Quand on commence à travailler un cheval en liberté, on a souvent envie d’aller vite vers des exercices, des figures, du “résultat”.
Mais avec le temps, on se rend compte que la vraie base de tout, ce n’est pas ce que le cheval fait… c’est dans quel état il le fait.
Avant même de penser à apprendre quelque chose au cheval, il faut un ingrédient indispensable : la connexion.
Une connexion vivante. Une relation où le cheval ressent, comprend, un échange dans les deux sens.
Une connexion avant tout
Pour moi, le travail en liberté commence toujours par ça : créer un lien simple, clair, lisible.
Une communication à deux sens, où le cheval n’est pas simplement “dirigé”, mais où il apprend progressivement à suivre en confiance.
C’est seulement quand cette base est là que je commence à construire autre chose.
Et cette connexion ne se fait pas uniquement à l’arrêt. Elle se construit surtout dans le mouvement.
La relaxation en mouvement
Un des premiers éléments que j’aime explorer avec un cheval, c’est sa capacité à se détendre en mouvement.
Pas seulement marcher ou trotter. Mais bouger en restant disponible.
Pouvoir : rester connecté même quand l’énergie augmente, ne pas perdre le lien dès qu’il y a de la vitesse
L’importance de ce que l’on dégage
Avec les chevaux, il n’y a pas que ce qu’on fait. Il y a surtout ce qu’on dégage.
Notre intention change complètement leur réponse.
Par exemple :
- quand je demande plus d’énergie, mon corps n’est pas le même que lorsque je cherche du relâchement
- ma posture, mon regard, mon énergie influencent directement la qualité du mouvement du cheval
Ce sont des détails… mais les chevaux lisent ces détails en permanence.
Garder des demandes simples au début
Au début d’un travail, je préfère toujours rester simple.
Laisser le cheval bouger librement, explorer, répondre sans pression.
Le cheval ne sait pas encore exactement ce qu’on attend de lui, donc c’est à nous de garder une intention stable et lisible.

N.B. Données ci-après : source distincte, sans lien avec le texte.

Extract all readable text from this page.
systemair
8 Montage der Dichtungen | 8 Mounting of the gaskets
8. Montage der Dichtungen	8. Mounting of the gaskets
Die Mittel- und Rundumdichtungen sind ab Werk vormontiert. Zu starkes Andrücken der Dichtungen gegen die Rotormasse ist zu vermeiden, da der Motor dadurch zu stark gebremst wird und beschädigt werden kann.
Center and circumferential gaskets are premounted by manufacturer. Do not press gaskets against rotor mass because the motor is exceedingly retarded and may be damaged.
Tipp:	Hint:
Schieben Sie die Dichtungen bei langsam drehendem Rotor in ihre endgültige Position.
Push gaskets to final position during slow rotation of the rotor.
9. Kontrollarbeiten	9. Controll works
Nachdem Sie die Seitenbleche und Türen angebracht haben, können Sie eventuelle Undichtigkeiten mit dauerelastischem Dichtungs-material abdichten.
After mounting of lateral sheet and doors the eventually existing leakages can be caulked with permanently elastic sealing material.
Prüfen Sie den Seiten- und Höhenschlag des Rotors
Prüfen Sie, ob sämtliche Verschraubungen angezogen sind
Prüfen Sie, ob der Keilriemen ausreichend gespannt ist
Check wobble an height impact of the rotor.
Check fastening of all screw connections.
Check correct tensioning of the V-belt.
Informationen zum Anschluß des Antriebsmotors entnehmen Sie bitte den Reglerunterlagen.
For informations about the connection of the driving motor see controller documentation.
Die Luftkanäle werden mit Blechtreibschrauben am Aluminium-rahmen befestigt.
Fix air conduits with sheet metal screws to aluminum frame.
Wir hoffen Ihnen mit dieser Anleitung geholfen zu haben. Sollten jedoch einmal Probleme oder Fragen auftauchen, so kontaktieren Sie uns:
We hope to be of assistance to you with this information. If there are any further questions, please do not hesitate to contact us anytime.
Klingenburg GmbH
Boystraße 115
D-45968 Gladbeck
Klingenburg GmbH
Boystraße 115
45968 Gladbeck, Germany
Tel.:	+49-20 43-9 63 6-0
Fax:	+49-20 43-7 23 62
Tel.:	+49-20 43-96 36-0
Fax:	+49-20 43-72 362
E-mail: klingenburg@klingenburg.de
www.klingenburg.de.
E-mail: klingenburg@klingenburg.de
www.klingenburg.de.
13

Pas besoin de surcharger et d’envoyer trop de signaux parasites. Juste ouvrir un dialogue.
Récompenser l’état d’esprit
Un point qui change vraiment tout : ce que je récompense.
Je ne récompense pas uniquement un mouvement “correct”.
Je récompense surtout :
- une bonne intention
- une tentative juste
- un moment où le cheval cherche à comprendre
- un état mental disponible
Même si le mouvement n’est pas encore parfait.
Et par récompenser j’entends une pause dans le calme, des caresses, des grattouilles, je ne construit pas les fondations avec l’aide de récompenses alimentaires.
Trouver l’équilibre en mouvement
Petit à petit, le cheval apprend qu’il peut bouger autrement.
Un cheval relâché, équilibré, qui se déplace dans son corps sans tension :
- se sent mieux physiquement
- reste plus disponible mentalement
- cherche naturellement à reproduire cet état
Et c’est souvent ça le vrai tournant : le cheval commence à préférer ce confort-là, et à nous associer à ce confort.
Construire une relation dans le mouvement
Au final, ce travail ne parle pas seulement de liberté ou d’exercices.
Il parle surtout de ça :
apprendre à se comprendre en mouvement
Créer une relation où le cheval peut bouger, réfléchir, se détendre… tout en restant connecté à l’humain.
C’est une conversation.
Et quand cette base est là, tout le reste devient beaucoup plus simple.